Slashdot Mirror


How Do You Store and Reconcile Email Archives?

heyitsjustme wants to know how you deal with old email. "I delete most of what I get but keep the stuff from friends and relations as an archive. Unfortunately I have these email archives from the late 80's through today in the form of macintosh, linux and windows mailboxes including AOL 1.0 mailboxes. What does everyone use to archive email across multiple platforms and non-standard mailbox formats? Is there an easy solution out there? Does anyone archive IM?"

1 of 380 comments (clear)

  1. How I do it by Matt+Perry · · Score: 5, Informative
    I use a procmail recipe to archive my mail. I put it after filtering mailing lists and before I filter spam:

    OLDMAILDIR = $MAILDIR
    MAILDIR = $ARCHIVE_DIR
    :0 cW: archive.lock
    | /bin/gzip >>mailarchive-`date +%Y%m`.gz
    MAILDIR = $OLDMAILDIR

    I use grepmail to find old emails that I might need. Grepmail lets you use perl regular expressions to find messages and then outputs the entire message where a match was found. You can use grepm to open grepmail matches as a mailbox in mutt. grepine does the same for Pine, which I use.

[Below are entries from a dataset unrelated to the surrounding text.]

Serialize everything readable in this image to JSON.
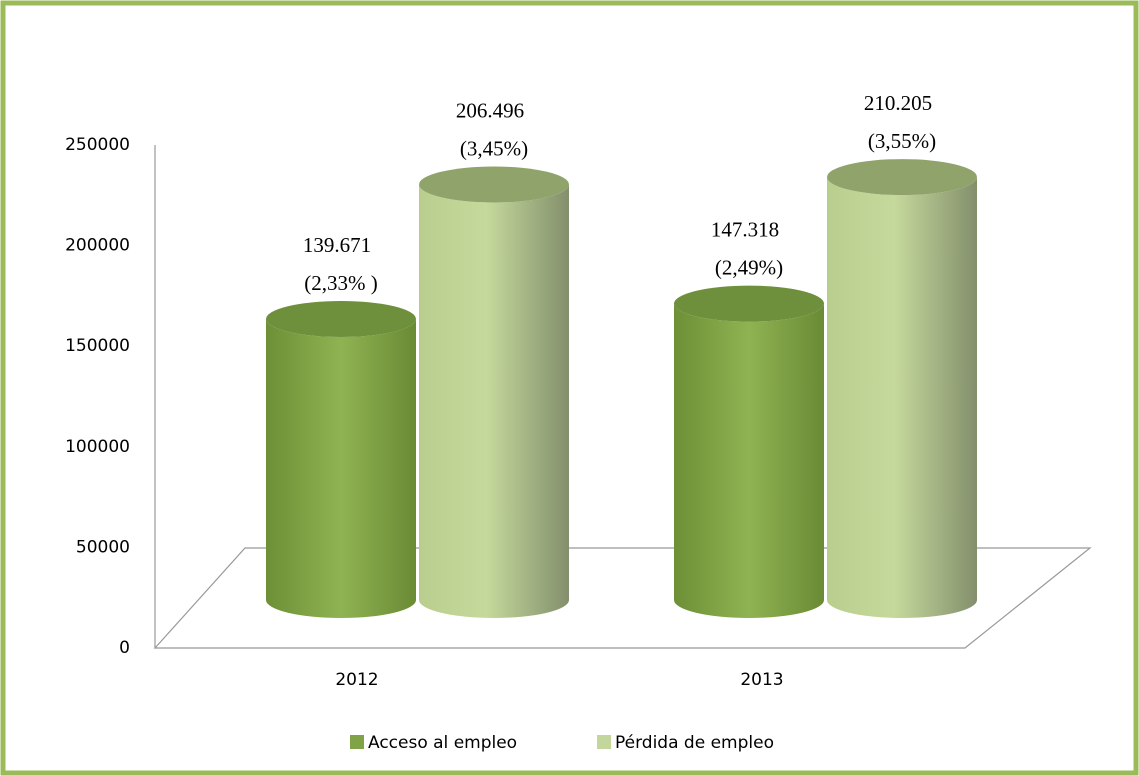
{
  "chart_data": {
    "type": "bar",
    "categories": [
      "2012",
      "2013"
    ],
    "series": [
      {
        "name": "Acceso al empleo",
        "color": "#7fa346",
        "values": [
          139671,
          147318
        ],
        "value_labels": [
          "139.671",
          "147.318"
        ],
        "percent_labels": [
          "(2,33% )",
          "(2,49%)"
        ]
      },
      {
        "name": "Pérdida de empleo",
        "color": "#c3d69b",
        "values": [
          206496,
          210205
        ],
        "value_labels": [
          "206.496",
          "210.205"
        ],
        "percent_labels": [
          "(3,45%)",
          "(3,55%)"
        ]
      }
    ],
    "ylim": [
      0,
      250000
    ],
    "yticks": [
      0,
      50000,
      100000,
      150000,
      200000,
      250000
    ],
    "grid": false,
    "legend": "bottom"
  }
}
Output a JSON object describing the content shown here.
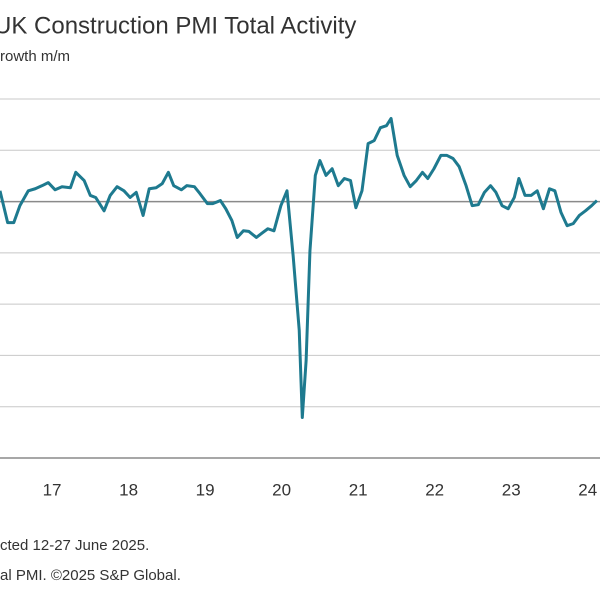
{
  "chart_data": {
    "type": "line",
    "title": "UK Construction PMI Total Activity",
    "subtitle": "rowth m/m",
    "notes": [
      "cted 12-27 June 2025.",
      "al PMI. ©2025 S&P Global."
    ],
    "x": [
      2016.32,
      2016.42,
      2016.5,
      2016.58,
      2016.69,
      2016.78,
      2016.87,
      2016.95,
      2017.04,
      2017.13,
      2017.24,
      2017.31,
      2017.42,
      2017.5,
      2017.57,
      2017.68,
      2017.76,
      2017.85,
      2017.94,
      2018.02,
      2018.1,
      2018.19,
      2018.27,
      2018.36,
      2018.44,
      2018.52,
      2018.59,
      2018.69,
      2018.76,
      2018.86,
      2018.93,
      2019.03,
      2019.1,
      2019.2,
      2019.27,
      2019.35,
      2019.42,
      2019.5,
      2019.57,
      2019.67,
      2019.74,
      2019.82,
      2019.9,
      2019.99,
      2020.07,
      2020.15,
      2020.23,
      2020.27,
      2020.32,
      2020.37,
      2020.44,
      2020.5,
      2020.58,
      2020.66,
      2020.74,
      2020.82,
      2020.9,
      2020.97,
      2021.05,
      2021.13,
      2021.21,
      2021.29,
      2021.37,
      2021.43,
      2021.51,
      2021.6,
      2021.68,
      2021.76,
      2021.84,
      2021.91,
      2021.99,
      2022.08,
      2022.16,
      2022.24,
      2022.32,
      2022.41,
      2022.49,
      2022.57,
      2022.65,
      2022.73,
      2022.8,
      2022.88,
      2022.96,
      2023.04,
      2023.1,
      2023.18,
      2023.26,
      2023.34,
      2023.42,
      2023.5,
      2023.57,
      2023.65,
      2023.73,
      2023.81,
      2023.89,
      2023.97,
      2024.05,
      2024.12
    ],
    "series": [
      {
        "name": "Total Activity",
        "color": "#1e7a8f",
        "values": [
          52.1,
          45.9,
          45.9,
          49.2,
          52.1,
          52.5,
          53.1,
          53.7,
          52.3,
          52.9,
          52.7,
          55.7,
          54.1,
          51.2,
          50.8,
          48.2,
          51.2,
          52.9,
          52.1,
          50.8,
          51.8,
          47.3,
          52.5,
          52.7,
          53.5,
          55.7,
          53.1,
          52.3,
          53.1,
          52.9,
          51.6,
          49.6,
          49.6,
          50.2,
          48.6,
          46.3,
          43.0,
          44.3,
          44.2,
          43.0,
          43.8,
          44.7,
          44.3,
          49.2,
          52.1,
          39.5,
          24.9,
          7.9,
          19.0,
          40.4,
          55.1,
          58.0,
          55.1,
          56.4,
          53.1,
          54.5,
          54.1,
          48.8,
          52.1,
          61.3,
          61.9,
          64.4,
          64.8,
          66.2,
          59.0,
          55.1,
          52.9,
          54.1,
          55.7,
          54.5,
          56.4,
          59.0,
          59.0,
          58.4,
          56.8,
          53.1,
          49.2,
          49.4,
          51.8,
          53.1,
          51.8,
          49.2,
          48.6,
          50.8,
          54.5,
          51.2,
          51.2,
          52.1,
          48.6,
          52.5,
          52.1,
          47.9,
          45.3,
          45.7,
          47.3,
          48.2,
          49.2,
          50.2
        ]
      }
    ],
    "xlim": [
      2016.32,
      2024.16
    ],
    "xticks": [
      {
        "value": 2017,
        "label": "17"
      },
      {
        "value": 2018,
        "label": "18"
      },
      {
        "value": 2019,
        "label": "19"
      },
      {
        "value": 2020,
        "label": "20"
      },
      {
        "value": 2021,
        "label": "21"
      },
      {
        "value": 2022,
        "label": "22"
      },
      {
        "value": 2023,
        "label": "23"
      },
      {
        "value": 2024,
        "label": "24"
      }
    ],
    "ylim": [
      0,
      70
    ],
    "yticks": [
      0,
      10,
      20,
      30,
      40,
      50,
      60,
      70
    ],
    "baseline": 50,
    "grid": true
  }
}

    At the end of each year I clean the spam out of my archives using a procmail recipe and spamassassin. This recipe marks messages as deleted in the mailbox. I open these in pine, sort by deleted, and double check them. Once I'm sure they're all spam, I delete them:

    # vim:ft=procmail:

    LINEBUF = 8192
    SHELL = /bin/sh
    MAILDIR = $HOME/mail

    :0 fW: spamclean.lock
    | spamassassin -e --prefs-file=/home/matt/.spamassassin/user_prefs-s pam_clean 2>/dev/null

    # If the message was deemed to be spam, set the status to "deleted" so that
    # we can delete it easily and optionally review it.
    :0 e
    {
    :0 fhw
    * ^^rom[ ]
    | sed -e '1s/^/F/'

    :0 f: formail.lock
    | formail -I 'X-Status: D'
    }

    # Fix the mangled "From" line
    :0 fhwE
    * ^^rom[ ]
    | sed -e '1s/^/F/'

    # Remove the last of the SpamAssassin headers
    :0 f: formail2.lock
    | formail -I 'X-Spam-Checker-Version'

    # File message in temporary mailbox
    :0: sandbox.lock
    z-cleaned_mbox

    The special spamassassin config turns off bayesian filtering and sets the threshold high:

    required_hits 15
    clear_headers
    fold_headers 0
    use_bayes 0
    The rest of the spam I clean out by hand.
    --
    Slashdot: Failed Car Analogies. Amateur Lawyering. Anecdote Battles.